I was wondering what the correct way was to get gene function from MAKER's outputs? I was hoping to upload the files to Blast2GO to assign functionality from Blast and Interproscan. The using Blast2GO, I wanted to create some visuals such as piecharts with gene family abundances, etc.
I tried doing this with both the .gff3 and protein.fasta outputs from Maker, but I could not get it to work in Blast2GO (It is very likely that I just do not know what I am doing).
Another source I found said to assign putative function using MAKER's post-analysis steps (http://weatherby.genetics.utah.edu/MAKER/wiki/index.php/MAKER_Tutorial_for_GMOD_Online_Training_2014#Post_Processing_of_Annotations)
Once you do this which file do you upload to Blast2GO and run Interproscan? The GFF, protein or transcript?
Any advice on this or other functional gene assignment will be greatly appreciated!!
What exactly is not working when doing Blast2GO and/or interproscan? What kind of errors do you get?
Can you please give us more detail like, whether you are using blast2GO or blast2GOPro? Suggest you to try blastP of few protein sequences online/standalone and upload the resulting .xml file in blast2GOpro. If this works, then surely there is problem at blast level.
I am using Blast2GO Pro. I ran BlastP on my protein.fasta file from MAKER and then uploaded the .xml to Blast2GO. I mapped and annotated the .xml file, but my GO annotations were low (picture link below). Now I am wondering if it would be better to blast the transcript.fasta file from MAKER and then uploading that output to Blast2GO. What do you think? I appreciate your advice! https://s9.postimg.cc/3l1p3zxb3/blast2go_statistics_20180517_1018.png
NO, using the transcript file will not make any difference (would rather be worse actually).
The results of Blast2GO are rather low indeed. What kind of species are you working on? Perhaps your annotation result of Maker are of low quality resulting in the low performance of Blast2GO ?
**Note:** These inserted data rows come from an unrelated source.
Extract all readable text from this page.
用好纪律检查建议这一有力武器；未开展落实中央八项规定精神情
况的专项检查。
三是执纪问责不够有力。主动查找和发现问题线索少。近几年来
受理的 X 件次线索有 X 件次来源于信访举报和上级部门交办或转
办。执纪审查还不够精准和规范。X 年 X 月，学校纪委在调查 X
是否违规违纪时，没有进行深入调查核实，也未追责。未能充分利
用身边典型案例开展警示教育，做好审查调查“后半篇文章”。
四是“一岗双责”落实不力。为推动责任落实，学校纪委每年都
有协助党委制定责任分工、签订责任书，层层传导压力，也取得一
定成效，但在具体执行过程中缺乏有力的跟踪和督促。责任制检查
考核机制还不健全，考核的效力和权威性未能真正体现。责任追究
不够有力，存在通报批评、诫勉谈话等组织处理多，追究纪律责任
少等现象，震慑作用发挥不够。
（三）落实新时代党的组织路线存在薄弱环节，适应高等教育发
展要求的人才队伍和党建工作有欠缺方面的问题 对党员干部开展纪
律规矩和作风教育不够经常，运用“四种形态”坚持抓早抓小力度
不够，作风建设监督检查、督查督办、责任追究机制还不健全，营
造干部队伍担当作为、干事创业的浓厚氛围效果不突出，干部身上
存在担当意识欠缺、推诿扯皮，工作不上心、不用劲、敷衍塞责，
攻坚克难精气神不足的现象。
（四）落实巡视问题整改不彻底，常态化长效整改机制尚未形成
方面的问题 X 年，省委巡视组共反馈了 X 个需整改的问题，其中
I am working with a deep sea sediment fungus "closely" related to Penicillium chrysogenum, so essentially it's a non-model organism (well from what I understand). It's possible that MAKER's results were low quality because I did not have RNA-seq data for this isolate.
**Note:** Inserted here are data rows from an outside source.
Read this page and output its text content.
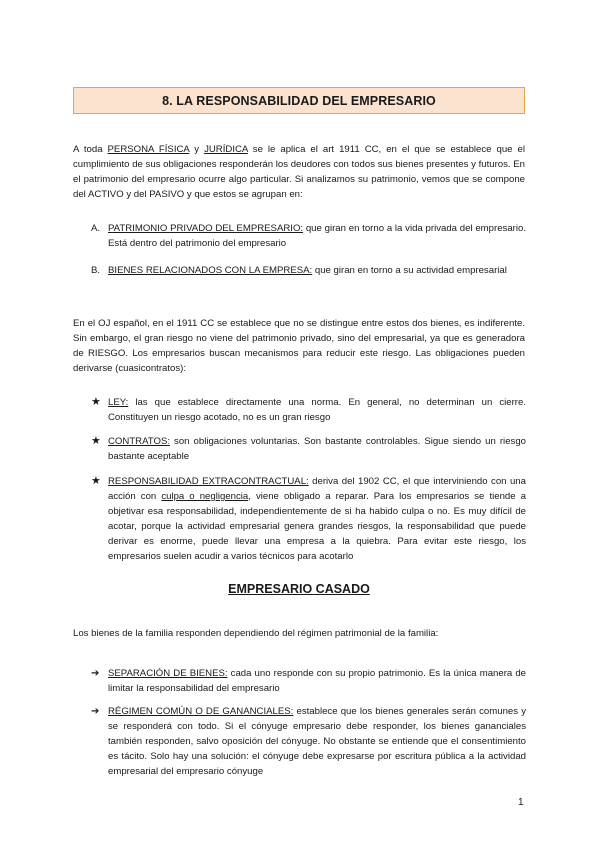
8. LA RESPONSABILIDAD DEL EMPRESARIO

A toda PERSONA FÍSICA y JURÍDICA se le aplica el art 1911 CC, en el que se establece que el cumplimiento de sus obligaciones responderán los deudores con todos sus bienes presentes y futuros. En el patrimonio del empresario ocurre algo particular. Si analizamos su patrimonio, vemos que se compone del ACTIVO y del PASIVO y que estos se agrupan en:

A. PATRIMONIO PRIVADO DEL EMPRESARIO: que giran en torno a la vida privada del empresario. Está dentro del patrimonio del empresario
B. BIENES RELACIONADOS CON LA EMPRESA: que giran en torno a su actividad empresarial

En el OJ español, en el 1911 CC se establece que no se distingue entre estos dos bienes, es indiferente. Sin embargo, el gran riesgo no viene del patrimonio privado, sino del empresarial, ya que es generadora de RIESGO. Los empresarios buscan mecanismos para reducir este riesgo. Las obligaciones pueden derivarse (cuasicontratos):

★ LEY: las que establece directamente una norma. En general, no determinan un cierre. Constituyen un riesgo acotado, no es un gran riesgo
★ CONTRATOS: son obligaciones voluntarias. Son bastante controlables. Sigue siendo un riesgo bastante aceptable
★ RESPONSABILIDAD EXTRACONTRACTUAL: deriva del 1902 CC, el que interviniendo con una acción con culpa o negligencia, viene obligado a reparar. Para los empresarios se tiende a objetivar esa responsabilidad, independientemente de si ha habido culpa o no. Es muy difícil de acotar, porque la actividad empresarial genera grandes riesgos, la responsabilidad que puede derivar es enorme, puede llevar una empresa a la quiebra. Para evitar este riesgo, los empresarios suelen acudir a varios técnicos para acotarlo
EMPRESARIO CASADO

Los bienes de la familia responden dependiendo del régimen patrimonial de la familia:

➔ SEPARACIÓN DE BIENES: cada uno responde con su propio patrimonio. Es la única manera de limitar la responsabilidad del empresario
➔ RÉGIMEN COMÚN O DE GANANCIALES: establece que los bienes generales serán comunes y se responderá con todo. Si el cónyuge empresario debe responder, los bienes gananciales también responden, salvo oposición del cónyuge. No obstante se entiende que el consentimiento es tácito. Solo hay una solución: el cónyuge debe expresarse por escritura pública a la actividad empresarial del empresario cónyuge
1
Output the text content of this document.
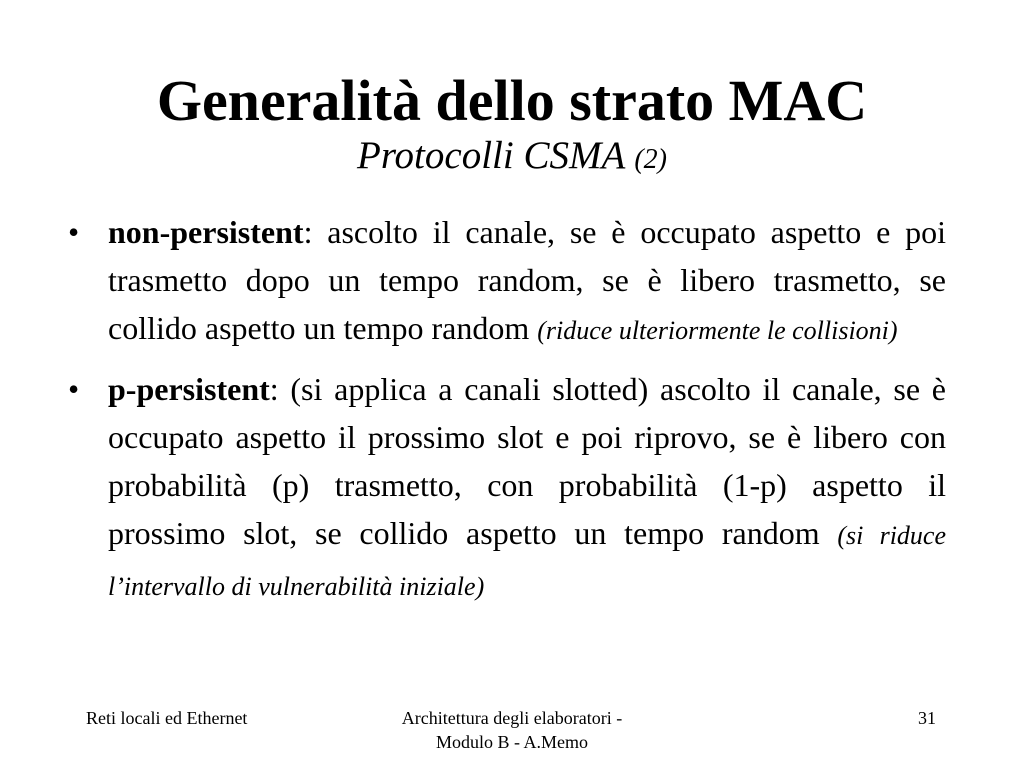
Generalità dello strato MAC

Protocolli CSMA (2)

• non-persistent: ascolto il canale, se è occupato aspetto e poi trasmetto dopo un tempo random, se è libero trasmetto, se collido aspetto un tempo random (riduce ulteriormente le collisioni)
• p-persistent: (si applica a canali slotted) ascolto il canale, se è occupato aspetto il prossimo slot e poi riprovo, se è libero con probabilità (p) trasmetto, con probabilità (1-p) aspetto il prossimo slot, se collido aspetto un tempo random (si riduce l’intervallo di vulnerabilità iniziale)
Reti locali ed Ethernet	Architettura degli elaboratori -
Modulo B - A.Memo
31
For MAKER, I used BUSCO to create an Augustus species profile and incorporated that into MAKER. I also used GeneMark and incorporated that into MAKER.
Do you think I should download closely related protein and RNA data and incorporate that into MAKER to improve the gene ontology in Blast2GO?
Again, thanks so much!
yes, using RNAseq data will for sure improve the annotation result, but then you will need to use rna-seq from your own species and not from something closely related
I'm puzzled how you used BUSCO to create a training set for Augustus (if I understand correctly), otherwise your approach looks sound at first sight.
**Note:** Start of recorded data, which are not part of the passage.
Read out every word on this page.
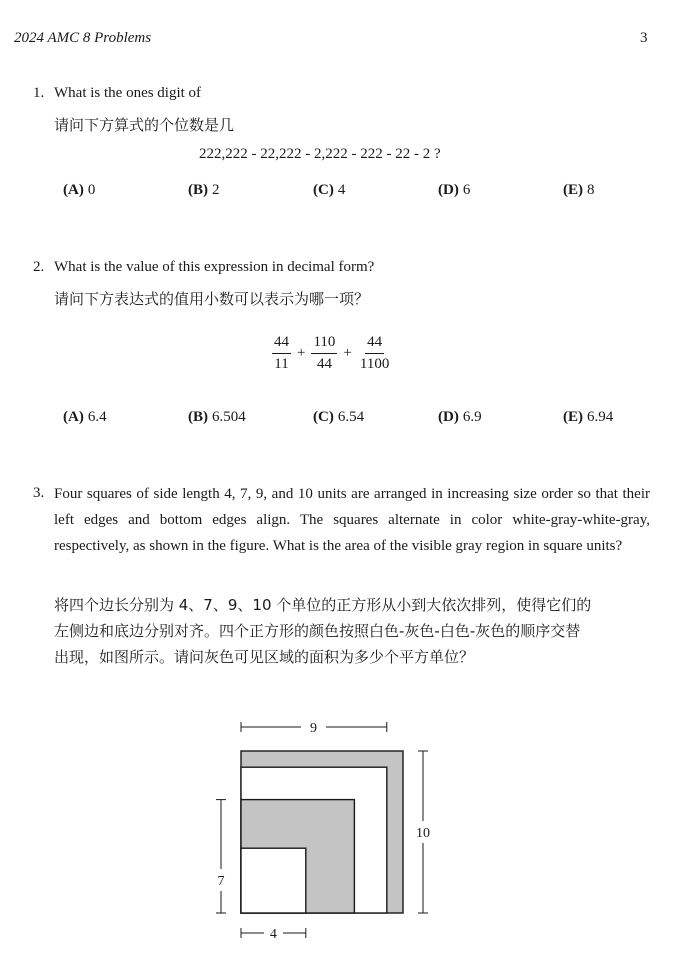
2024 AMC 8 Problems	3
1. What is the ones digit of
请问下方算式的个位数是几
222,222 - 22,222 - 2,222 - 222 - 22 - 2 ?
(A) 0	(B) 2	(C) 4	(D) 6	(E) 8
2. What is the value of this expression in decimal form?
请问下方表达式的值用小数可以表示为哪一项？
$\frac{44}{11} + \frac{110}{44} + \frac{44}{1100}$
(A) 6.4	(B) 6.504	(C) 6.54	(D) 6.9	(E) 6.94
3. Four squares of side length 4, 7, 9, and 10 units are arranged in increasing size order so that their left edges and bottom edges align. The squares alternate in color white-gray-white-gray, respectively, as shown in the figure. What is the area of the visible gray region in square units?
将四个边长分别为 4、7、9、10 个单位的正方形从小到大依次排列，使得它们的
左侧边和底边分别对齐。四个正方形的颜色按照白色-灰色-白色-灰色的顺序交替
出现，如图所示。请问灰色可见区域的面积为多少个平方单位？
9
10
7
4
Here is the pipeline I was using in case you were curious. CGP Pipeline on Github I was following the annotation pipeline made for not having RNA-seq data. The last step is using MAKER outputs to train Augustus, but I have been having issues with Augustus (link to my question on Biostars about this, I have also emailed the developer of Augustus twice but have not gotten a reply) Augustus Error So I was trying to see what I could find just with MAKER protein and gff files, and so hence why I am here at this point having issues. I wonder if adding a protein database into MAKER will help?
You have got GOs for ~50% of your genes, which I don't find low. This is very much accepted number. I have worked on, one of the species of Penicillium and has got very similar results to yours. But there, I have not used 'maker' for gene prediction instead I had used GeneMark-ES. And if I remember correctly then It was very much comparable to published Penicillium genomes.
perhaps I'm misinterpreting the graph , but does it not say there are only ~600 genes with a GO (or does the mapping bar also counts for GO?)
I thought I should be concerned about the annotated GO's, which would be the blue bar. Out of the ~5,500 that were mapped, only 600 were annotated which to me seems low.
I properly checked my Penicillium blast2GO file, and result was as follows:
Means from total of 11.k NR annotated data, 5.2 k genes were mapped and GO annotated also.
So, in your case, yes GO annotation is low. You can try re-running GO annotation on your data using blast2GO and can check, if it is improving or not.